Betapa beruntungnya dan nikmat yang terbesar untuk terpilih menjadi pecinta Ahlulbait Nabi saw, karena para pengikut keluarga Nabi saw disebutkan bahwa mereka diciptakan dari tanah yang berbeda. Mungkin dalam bahasa sekarang lebih dikenal dengan istilah DNA, dan jika dilakukan penelitian, maka para pecinta keluarga Nabi saw itu mungkin mempunyai kombinasi DNA yang tertentu.
Strategi perjalanan hari ketiga dilakukan atas dasar informasi jutaan peziarah yang telah sampai di Karbala dan terbatasnya tempat yang tersedia, sehingga diputuskan untuk membagi menjadi dua grup, pertama untuk Ibu-ibu dan anak-anak akan diangkut melalui bis dan sisanya melanjutkan perjalanan dengan berjalan kaki mulai jam 03.00 pagi.

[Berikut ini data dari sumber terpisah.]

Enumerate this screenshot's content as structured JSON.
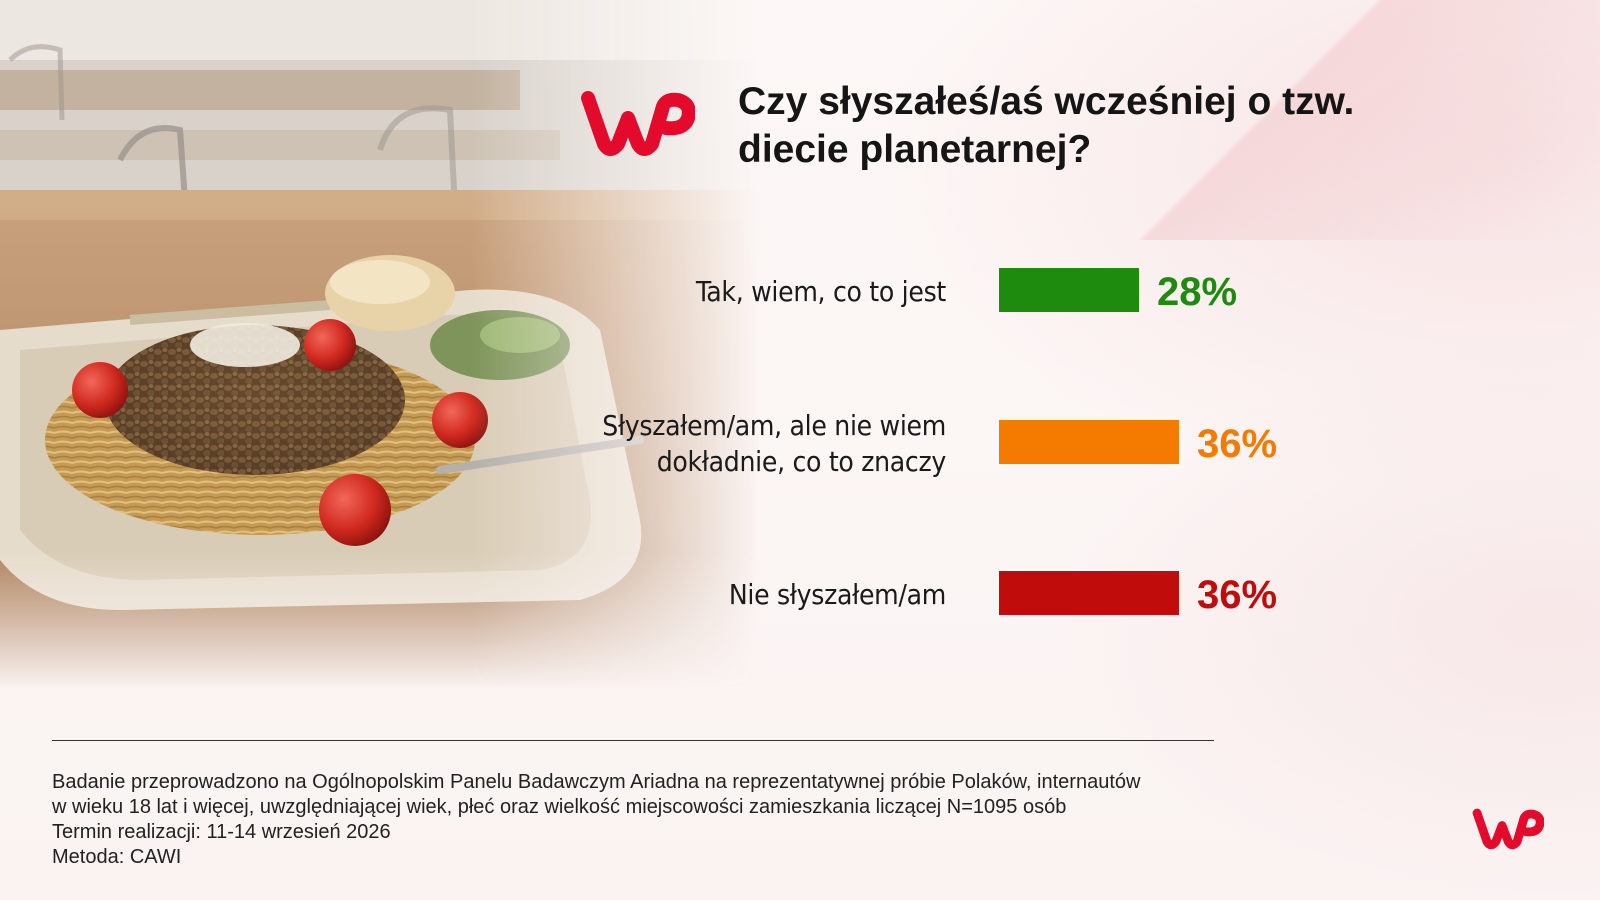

Rombongan pejalan kaki berhasil mencapai tujuan di Karrbala setelah menempuh jarak 50km dalam waktu 24 jam atau tiba jam 03.00 pagi pada hari berikutnya. Rombongan yang lain harus berjalan memutar, memasuki kota dari sisi yang lain masih dikuasai pemberontak. Disatu titik cek point, terlihat pihak keamanan sedang membongkar sebuah mobil sedan yang digunakan kaum takfiri untuk melakukan bom bunuh diri. Salah seorang jamaah nyaris tertinggal rombongan sangkin asyiknya memerhatikan pembongkaran tersebut. Padahal pada kasus yang lain, para pembimbing perjalanan kami yang ganteng dan juga anggota milisi itu menceritakan mereka kehilangan 6 orang keluarganya ketika sedang membongkar mobil yang dimuatin bom dan tiba-tiba meledak, dalam kasus ini kami masih beruntung tidak ikut meledak dan menjadi syuhada seperti yang dinasehatkan ustadz Jalal sebelumnya.